I inhale with a bittersweet smile,
take air I shared with my uncle
who resides where all trees go.
“Branching” reads like a prayer, a wish that all boys were just as gently and explicitly chided away from random acts that inflict pain. The poem “Understanding Tina Turner” is a sorrow song for a specific man who never was – and a shout for the redemptive soul force of the woman who escapes him:
Hurts twang the womb
Then escape into songs – like a man
Who never holds you too close, too long,
Trying to crush the music within.
Betts also expresses the power of psychological violence, and the violence of potent symbols that still hang from Southern trees. The speaker in “Jena, Louisiana” knows
“Noose turns epithet.
Slurs, a bread that rises
into red leap.”
“Jena, Louisiana” ends with the lines,
“We become new sum where
three times two is one.”
One people, one experience, one movement: The speaker seems to suggest that, no matter what, victory will be won.
In “Sestina for the Sin,” Betts crafts a powerful poem that reveals the many acts of injustice that mob violence enables:
“Picking through the bones becomes part of the sin.
This is what happens at a lynching.
This is what happens when you are dark.”
This is a poem that remembers.
In the narrative poem “For Those Who Need a True Story,” the speaker tells a vivid tale of a boy named Raymond, his mother, and their landlord, who deducts $12 from the rent for every rat the family kills.

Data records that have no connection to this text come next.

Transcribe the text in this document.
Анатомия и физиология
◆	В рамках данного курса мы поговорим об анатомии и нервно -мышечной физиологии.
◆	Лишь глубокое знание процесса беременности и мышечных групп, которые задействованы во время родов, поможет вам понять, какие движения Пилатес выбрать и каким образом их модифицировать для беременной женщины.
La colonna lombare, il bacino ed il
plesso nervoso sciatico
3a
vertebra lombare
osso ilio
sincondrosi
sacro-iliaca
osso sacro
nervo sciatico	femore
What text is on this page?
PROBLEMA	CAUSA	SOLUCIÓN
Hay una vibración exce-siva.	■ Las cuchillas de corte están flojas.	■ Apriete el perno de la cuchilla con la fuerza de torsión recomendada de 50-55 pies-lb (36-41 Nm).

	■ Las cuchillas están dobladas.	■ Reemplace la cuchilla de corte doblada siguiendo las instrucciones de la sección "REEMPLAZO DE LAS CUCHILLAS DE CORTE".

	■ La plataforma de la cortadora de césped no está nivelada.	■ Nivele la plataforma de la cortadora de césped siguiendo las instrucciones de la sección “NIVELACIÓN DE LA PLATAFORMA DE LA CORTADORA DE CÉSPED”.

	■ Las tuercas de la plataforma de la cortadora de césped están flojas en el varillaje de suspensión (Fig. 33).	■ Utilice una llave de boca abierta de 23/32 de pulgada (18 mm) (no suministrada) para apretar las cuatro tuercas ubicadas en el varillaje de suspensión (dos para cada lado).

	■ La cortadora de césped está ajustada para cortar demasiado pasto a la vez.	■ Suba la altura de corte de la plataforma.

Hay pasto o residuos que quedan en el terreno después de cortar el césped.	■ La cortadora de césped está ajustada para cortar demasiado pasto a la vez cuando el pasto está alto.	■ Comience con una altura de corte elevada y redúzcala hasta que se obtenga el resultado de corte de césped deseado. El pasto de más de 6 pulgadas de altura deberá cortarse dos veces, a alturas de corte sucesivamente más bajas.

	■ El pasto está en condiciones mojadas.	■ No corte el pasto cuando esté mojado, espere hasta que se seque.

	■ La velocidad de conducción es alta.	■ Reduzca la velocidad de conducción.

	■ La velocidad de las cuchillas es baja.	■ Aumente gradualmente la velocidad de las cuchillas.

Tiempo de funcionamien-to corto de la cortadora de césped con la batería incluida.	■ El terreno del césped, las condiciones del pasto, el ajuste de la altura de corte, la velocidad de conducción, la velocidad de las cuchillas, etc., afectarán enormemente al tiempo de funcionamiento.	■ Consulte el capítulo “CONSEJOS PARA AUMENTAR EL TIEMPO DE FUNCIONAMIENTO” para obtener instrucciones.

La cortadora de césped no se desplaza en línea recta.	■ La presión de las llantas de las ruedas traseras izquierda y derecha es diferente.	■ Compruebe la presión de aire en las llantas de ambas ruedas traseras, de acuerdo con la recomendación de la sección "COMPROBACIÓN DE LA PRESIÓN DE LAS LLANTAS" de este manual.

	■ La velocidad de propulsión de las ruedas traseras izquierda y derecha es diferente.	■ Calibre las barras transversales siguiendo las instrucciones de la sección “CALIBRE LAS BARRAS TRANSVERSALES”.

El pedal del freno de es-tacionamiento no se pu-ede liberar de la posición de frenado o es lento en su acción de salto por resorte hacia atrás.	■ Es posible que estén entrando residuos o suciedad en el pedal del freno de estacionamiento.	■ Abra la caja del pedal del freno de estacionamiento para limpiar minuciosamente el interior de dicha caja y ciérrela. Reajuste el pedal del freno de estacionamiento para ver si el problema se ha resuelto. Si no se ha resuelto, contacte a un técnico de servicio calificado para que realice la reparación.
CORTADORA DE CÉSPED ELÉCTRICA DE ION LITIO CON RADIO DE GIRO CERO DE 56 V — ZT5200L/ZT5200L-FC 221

This “true story” is haunting, the rats are like ghosts, very real, very alive, then very dead, and poverty is the stench of their corpses, “the smell of poison rotting from the inside out, / the scratching inside the walls at night.”
Betts has also included poems that are witty, erudite, and fun. Her “A Survey on Enjoying Verse” should be required reading for every emerging poet who was ever “asked to purchase titles that have not been spellchecked” or believes “Reading other poets might influence my work” or “used my money to buy the latest urban classic PimpHand: Smack Them Hoes Wit Love.”
Betts plays the dozens, using her sparkling gift for verbal dexterity in “Proverbs from the Pulpit of Rev. George Clinton” with funkadelic aphorisms that wisely intone:
Yea, though I walk through the shadow
Of poverty, I seek the boogie in the booty.
The a** always follows the mind.
If you read Arc & Hue, I promise: Your mind will surely follow.